Nonostante l’impennata degli iscritti alle liste di disoccupazione negli Usa, che hanno toccato la cifra record di 3,2 milioni, oggi Wall Street ha chiuso con un importante rialzo: come riporta l’agenzia Agi, il Dow Jones è salito del 6,24% a 22.523,15 punti, registrando la sua terza sessione di aumento consecutivo e il Nasdaq è salito del 5,60% a 7.797,54 punti. L’S&P 500 è balzato del 6,1% a 2.627,30.

A influire positivamente sui listini la decisione della Bce di sospendere la regola del limite agli acquisti su emittente ed emissione nel programma Pepp contro la pandemia del coronavirus ma soprattutto le importanti novità sul piano politico: nella giornata di oggi, infatti, la maggioranza Gop al Senato degli Stati Uniti ha annunciato oggi di aver raggiunto con i democratici uno storico accordo sul maxi-piano da 2000 miliardi di dollari che dovrebbe rilanciare l’economia americana.

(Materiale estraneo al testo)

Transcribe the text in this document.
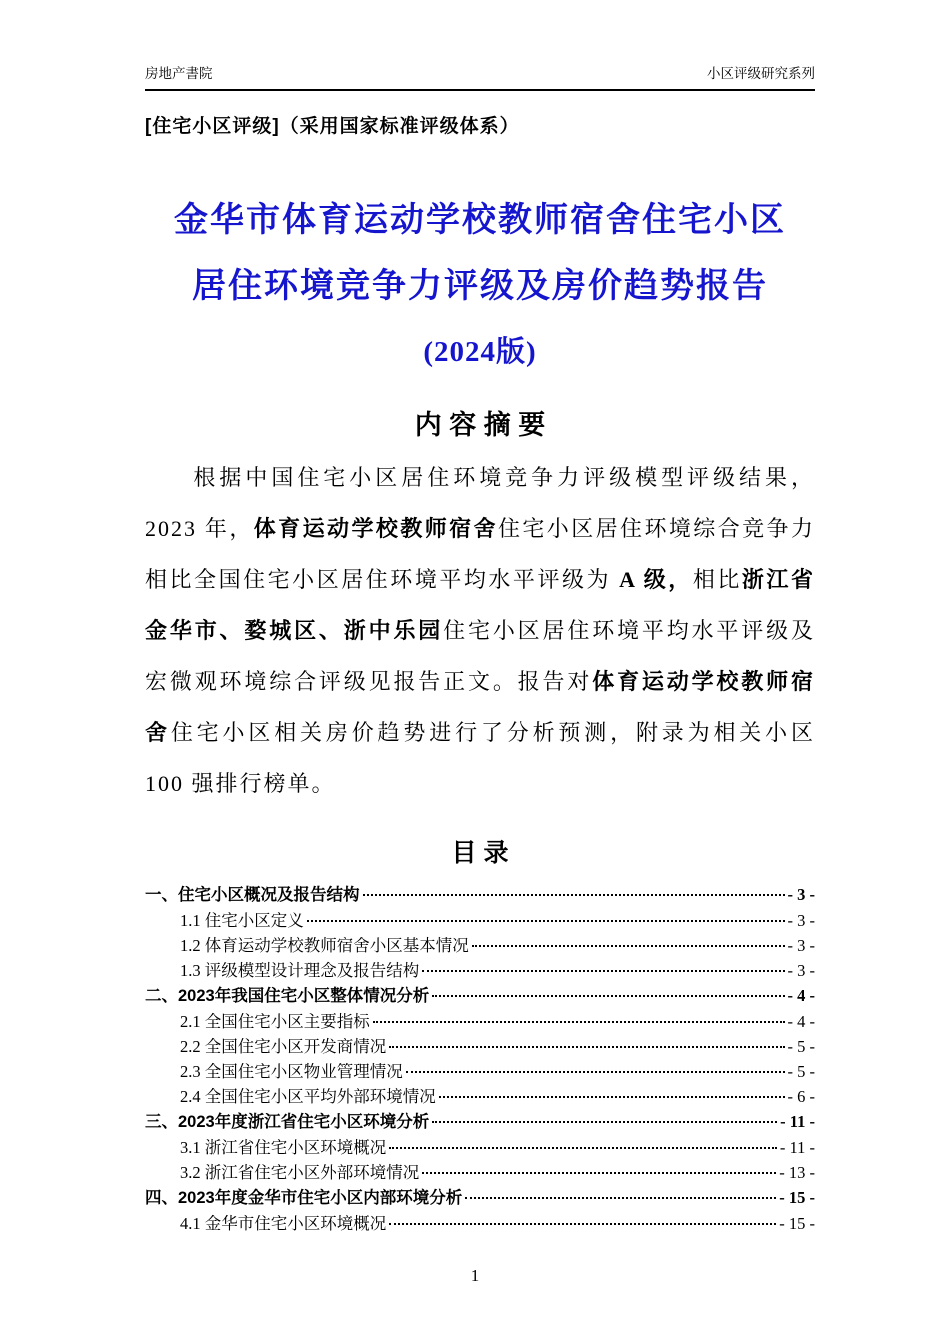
房地产書院	小区评级研究系列
[住宅小区评级]（采用国家标准评级体系）
金华市体育运动学校教师宿舍住宅小区
居住环境竞争力评级及房价趋势报告
(2024版)
内 容 摘 要
根据中国住宅小区居住环境竞争力评级模型评级结果，2023 年，体育运动学校教师宿舍住宅小区居住环境综合竞争力相比全国住宅小区居住环境平均水平评级为 A 级，相比浙江省金华市、婺城区、浙中乐园住宅小区居住环境平均水平评级及宏微观环境综合评级见报告正文。报告对体育运动学校教师宿舍住宅小区相关房价趋势进行了分析预测，附录为相关小区 100 强排行榜单。
目 录
一、住宅小区概况及报告结构	- 3 -
1.1 住宅小区定义	- 3 -
1.2 体育运动学校教师宿舍小区基本情况	- 3 -
1.3 评级模型设计理念及报告结构	- 3 -
二、2023年我国住宅小区整体情况分析	- 4 -
2.1 全国住宅小区主要指标	- 4 -
2.2 全国住宅小区开发商情况	- 5 -
2.3 全国住宅小区物业管理情况	- 5 -
2.4 全国住宅小区平均外部环境情况	- 6 -
三、2023年度浙江省住宅小区环境分析	- 11 -
3.1 浙江省住宅小区环境概况	- 11 -
3.2 浙江省住宅小区外部环境情况	- 13 -
四、2023年度金华市住宅小区内部环境分析	- 15 -
4.1 金华市住宅小区环境概况	- 15 -
1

Un altro aiuto è arrivato dalle dichiarazioni del presidente della Fed, Jerome Powell, che ha ripetutamente dichiarato che “le munizioni della Fed non sono finite” e si farà tutto quello che è necessario per far uscire gli Stati Uniti dalla prossima recensione causata dalla pandemia.

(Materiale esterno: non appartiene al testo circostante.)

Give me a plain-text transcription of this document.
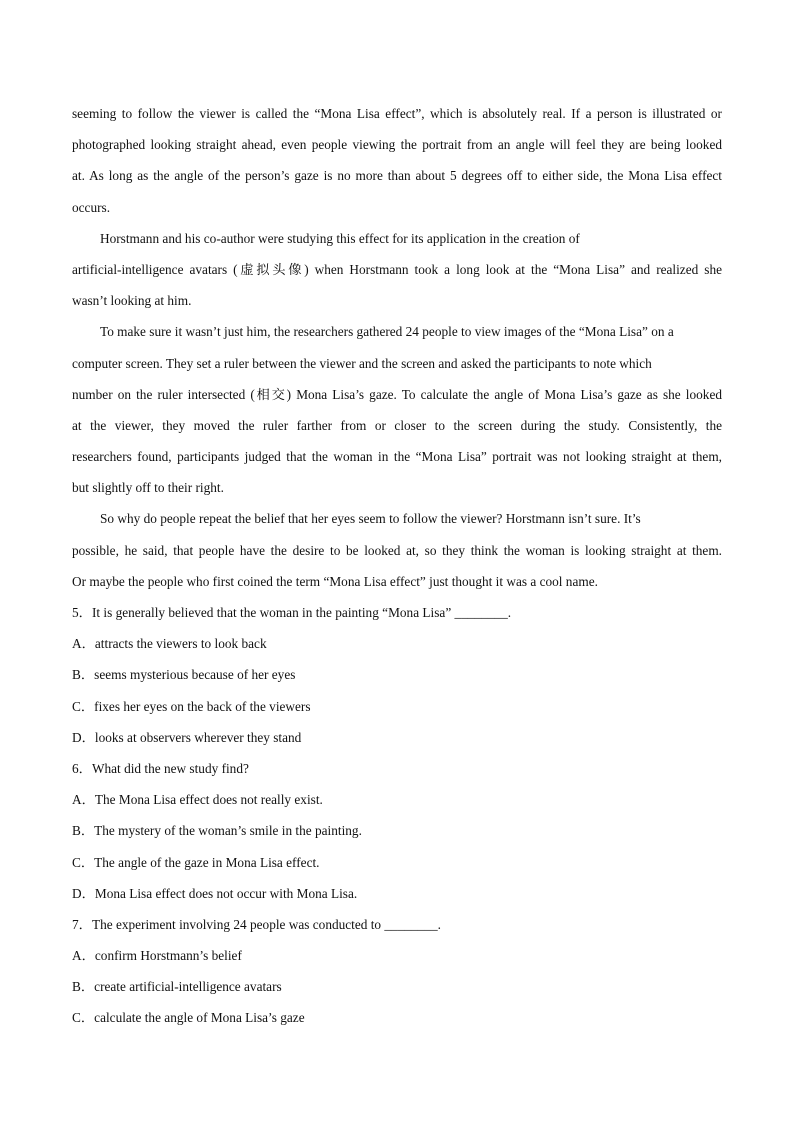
seeming to follow the viewer is called the “Mona Lisa effect”, which is absolutely real. If a person is illustrated or
photographed looking straight ahead, even people viewing the portrait from an angle will feel they are being looked
at. As long as the angle of the person’s gaze is no more than about 5 degrees off to either side, the Mona Lisa effect
occurs.
Horstmann and his co-author were studying this effect for its application in the creation of
artificial-intelligence avatars (虚拟头像) when Horstmann took a long look at the “Mona Lisa” and realized she
wasn’t looking at him.
To make sure it wasn’t just him, the researchers gathered 24 people to view images of the “Mona Lisa” on a
computer screen. They set a ruler between the viewer and the screen and asked the participants to note which
number on the ruler intersected (相交) Mona Lisa’s gaze. To calculate the angle of Mona Lisa’s gaze as she looked
at the viewer, they moved the ruler farther from or closer to the screen during the study. Consistently, the
researchers found, participants judged that the woman in the “Mona Lisa” portrait was not looking straight at them,
but slightly off to their right.
So why do people repeat the belief that her eyes seem to follow the viewer? Horstmann isn’t sure. It’s
possible, he said, that people have the desire to be looked at, so they think the woman is looking straight at them.
Or maybe the people who first coined the term “Mona Lisa effect” just thought it was a cool name.
5．It is generally believed that the woman in the painting “Mona Lisa” ________.
A．attracts the viewers to look back
B．seems mysterious because of her eyes
C．fixes her eyes on the back of the viewers
D．looks at observers wherever they stand
6．What did the new study find?
A．The Mona Lisa effect does not really exist.
B．The mystery of the woman’s smile in the painting.
C．The angle of the gaze in Mona Lisa effect.
D．Mona Lisa effect does not occur with Mona Lisa.
7．The experiment involving 24 people was conducted to ________.
A．confirm Horstmann’s belief
B．create artificial-intelligence avatars
C．calculate the angle of Mona Lisa’s gaze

In un’intervista rilasciata alla Nbc, il presidente della Banca centrale Usa ha affermato che le recenti iniziative che la Fed ha intrapreso aiuteranno a fornire capitale alle imprese che ne hanno bisogno e saranno particolarmente utili una volta che il virus sarà sotto controllo. “Non finiremo le munizioni, ciò non accadrà“, ha sottolineato Powell. “Abbiamo ancora misure da usare in altre dimensioni per sostenere l’economia. Supporteremo il credito nell’economia attraverso i prestiti“. Parole che hanno spronato Wall Street, in forte rialzo.

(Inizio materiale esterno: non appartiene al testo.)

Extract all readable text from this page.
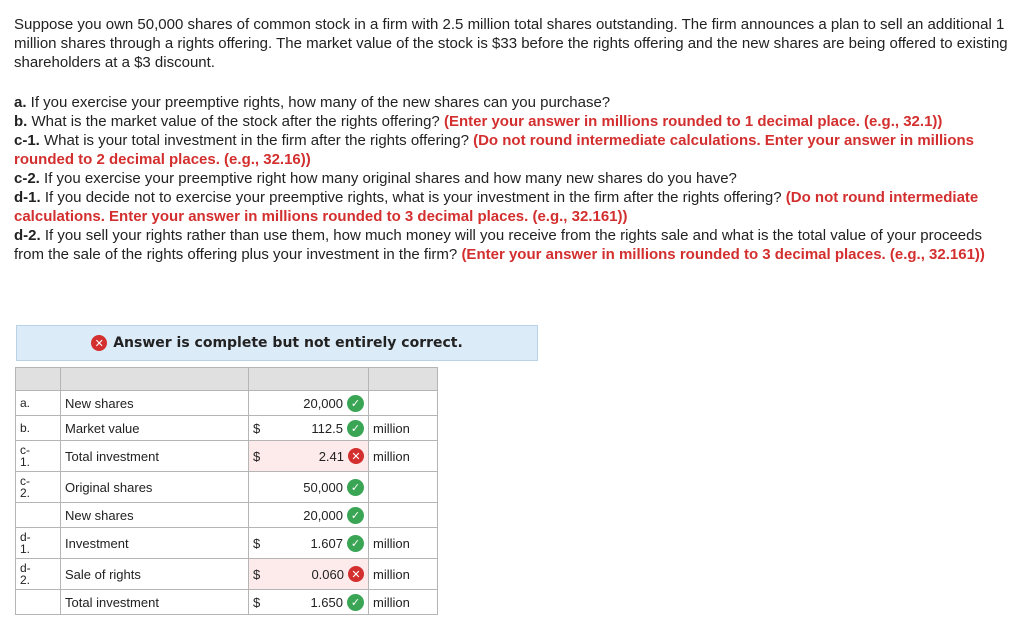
Suppose you own 50,000 shares of common stock in a firm with 2.5 million total shares outstanding. The firm announces a plan to sell an additional 1 million shares through a rights offering. The market value of the stock is $33 before the rights offering and the new shares are being offered to existing shareholders at a $3 discount.

a. If you exercise your preemptive rights, how many of the new shares can you purchase?

b. What is the market value of the stock after the rights offering? (Enter your answer in millions rounded to 1 decimal place. (e.g., 32.1))

c-1. What is your total investment in the firm after the rights offering? (Do not round intermediate calculations. Enter your answer in millions rounded to 2 decimal places. (e.g., 32.16))

c-2. If you exercise your preemptive right how many original shares and how many new shares do you have?

d-1. If you decide not to exercise your preemptive rights, what is your investment in the firm after the rights offering? (Do not round intermediate calculations. Enter your answer in millions rounded to 3 decimal places. (e.g., 32.161))

d-2. If you sell your rights rather than use them, how much money will you receive from the rights sale and what is the total value of your proceeds from the sale of the rights offering plus your investment in the firm? (Enter your answer in millions rounded to 3 decimal places. (e.g., 32.161))

✕ Answer is complete but not entirely correct.

a.	New shares		20,000 ✓	

b.	Market value	$	112.5 ✓	million
c-
1.	Total investment	$	2.41 ✕	million
c-
2.	Original shares		50,000 ✓	

	New shares		20,000 ✓	

d-
1.	Investment	$	1.607 ✓	million
d-
2.	Sale of rights	$	0.060 ✕	million
	Total investment	$	1.650 ✓	million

Le borse europee recuperano dopo l’apertura in calo, trainate proprio da Wall Street. Bene Parigi, dove il Cac 40 è salito del 2,51%, e Londra, cresciuta del 2,24%. Più contenuti invece i guadagni di Madrid (+1,31%) e Francoforte (+1,28%) e di Milano, ferma a +0,73%, nonostante l’ottima giornata dello spread, sceso a 159 punti grazie agli acquisti della Bce e all’editoriale pubblicato sul Financial Times dell’ex presidente della Bce Mario Draghi. “La perdita di reddito del settore privato deve essere assorbita, totalmente o in parte, dai bilanci pubblici. Debiti pubblici più alti diventeranno una caratteristica delle nostre economie e saranno accompagnati dalla cancellazione del debito privato“. In passato, ha sottolineato Draghi, “gli Stati hanno già fatto così” in occasione di altre emergenze. Le guerre, ad esempio, osserva l’ex governatore della Banca d’Italia, “sono state finanziate da un aumento del debito pubblico“. La priorità, aggiunge, “non deve essere soltanto fornire un reddito base a coloro che hanno perso il proprio lavoro. Innanzitutto dobbiamo evitare che le persone lo perdano. Se non lo faremo usciremo da questa crisi con un tasso e una capacità produttiva permanentemente più bassi“.